Fred van Dijk: Generating a Word document from collaboratively edited structured content in your Plone Website

published Oct 23, 2019

Talk by Fred van Dijk at the Plone Conference 2019 in Ferrara.

At Zest in The Netherlands we have several clients in Flanders, a part of Belgium. One is a government organisation for the environment. One of their sites is about water management. Information about water levels in separate areas, floodings, pollution, etcetera. The country has several partially overlapping governments, and water is flowing through all of them. So it is a bit complex.

For a new part of the site, they said: wouldn't it be nice to let Plone help in getting the next big report with plans for the next six years for the government together? So the report should be viewable as web pages. But wouldn't it be nice to also let this generate the official Word document?

A business analysis followed, with requirements and scope:

  • collectively edit it
  • seperate between core and background information,
  • export only the core going to a main PDF document

Ah, PDF export. Don't we love it? Always tricky, always corner cases, always too many pages, locking up your Zope server or crashing the export. For another site also dynamic graphics, table of contents. So: alarm bells went off. And do we really need PDF, can't it be something else?

Begin with the end in mind. Do I even want this project? Do we have the required skill sets in the team?

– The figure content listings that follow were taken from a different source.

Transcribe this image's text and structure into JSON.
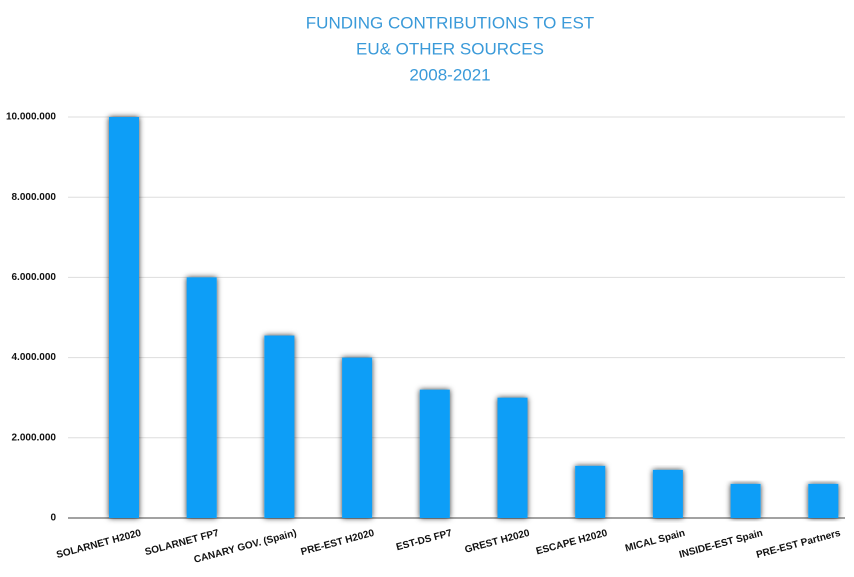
{
  "chart_data": {
    "type": "bar",
    "title_lines": [
      "FUNDING CONTRIBUTIONS TO EST",
      "EU& OTHER SOURCES",
      "2008-2021"
    ],
    "categories": [
      "SOLARNET H2020",
      "SOLARNET FP7",
      "CANARY GOV. (Spain)",
      "PRE-EST H2020",
      "EST-DS FP7",
      "GREST H2020",
      "ESCAPE H2020",
      "MICAL Spain",
      "INSIDE-EST Spain",
      "PRE-EST Partners"
    ],
    "values": [
      10000000,
      6000000,
      4550000,
      4000000,
      3200000,
      3000000,
      1300000,
      1200000,
      850000,
      850000
    ],
    "color": "#0a9ef7",
    "ylim": [
      0,
      10000000
    ],
    "yticks": [
      0,
      {
        "value": 2000000,
        "label": "2.000.000"
      },
      {
        "value": 4000000,
        "label": "4.000.000"
      },
      {
        "value": 6000000,
        "label": "6.000.000"
      },
      {
        "value": 8000000,
        "label": "8.000.000"
      },
      {
        "value": 10000000,
        "label": "10.000.000"
      }
    ],
    "grid": true
  }
}
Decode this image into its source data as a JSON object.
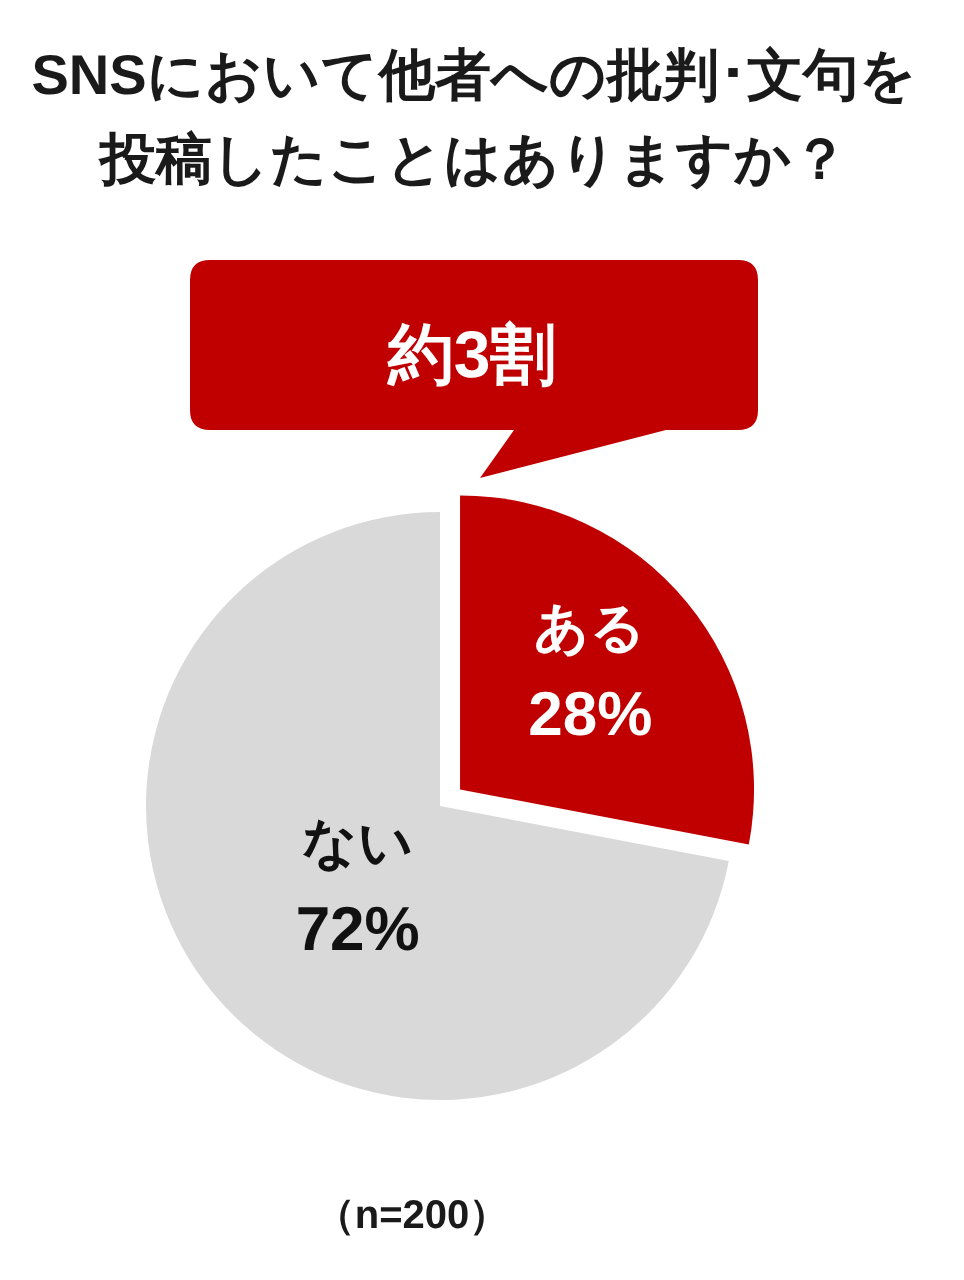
{
  "chart_data": {
    "type": "pie",
    "title": "SNSにおいて他者への批判･文句を投稿したことはありますか？",
    "categories": [
      "ある",
      "ない"
    ],
    "values": [
      28,
      72
    ],
    "colors": [
      "#c00000",
      "#d9d9d9"
    ],
    "value_labels": [
      "28%",
      "72%"
    ],
    "annotations": [
      "約3割",
      "（n=200）"
    ]
  }
}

So what did we do? We made an MVP, a Minimum Viable Product. A prototype. Can we do all the parts of the process and have a basic document? Let the client test early to see we are on the same page.

Our internal customer was used to writing lots of plans, but a business plan was something else. Lots of things in there that would be nice. But which of those are really absolutely necessary?

Actually, the customer already made a mockup in a website. We had a meeting, things changed, new plans.

In the end, the Word document did not seem that much of a problem. But our initial main structure with two content types was too rigid. We simplified to one content type, and it was fine. Some different views for the content type to choose from.

We use:

  • plone.api to find content.
  • beautifulsoup4 to analyze the html.
  • python-docx for generating a Word document.

Interesting extra problems were internal links, and later footnote support. Not really supported in python-docx yet, but with some lower level code it worked.

Risk: some html things may be too difficult to put in Word reliably. But they can edit the document later.

Something extra: we use pas.plugins.ldap and it is working smoothly now. We have some code to migrate from to this, and want to publish that.

Remark from Andreas: with a similar project we discovered that it was difficult for editors to make a section from say level 1.2 to 3.2 in the default Plone UI. So we made a special view for that. And watch out: tricky to lock everything down in TinyMCE.

Question: did you try collective.documentgenerator?

Answer: no. The things we found, were too big and generic.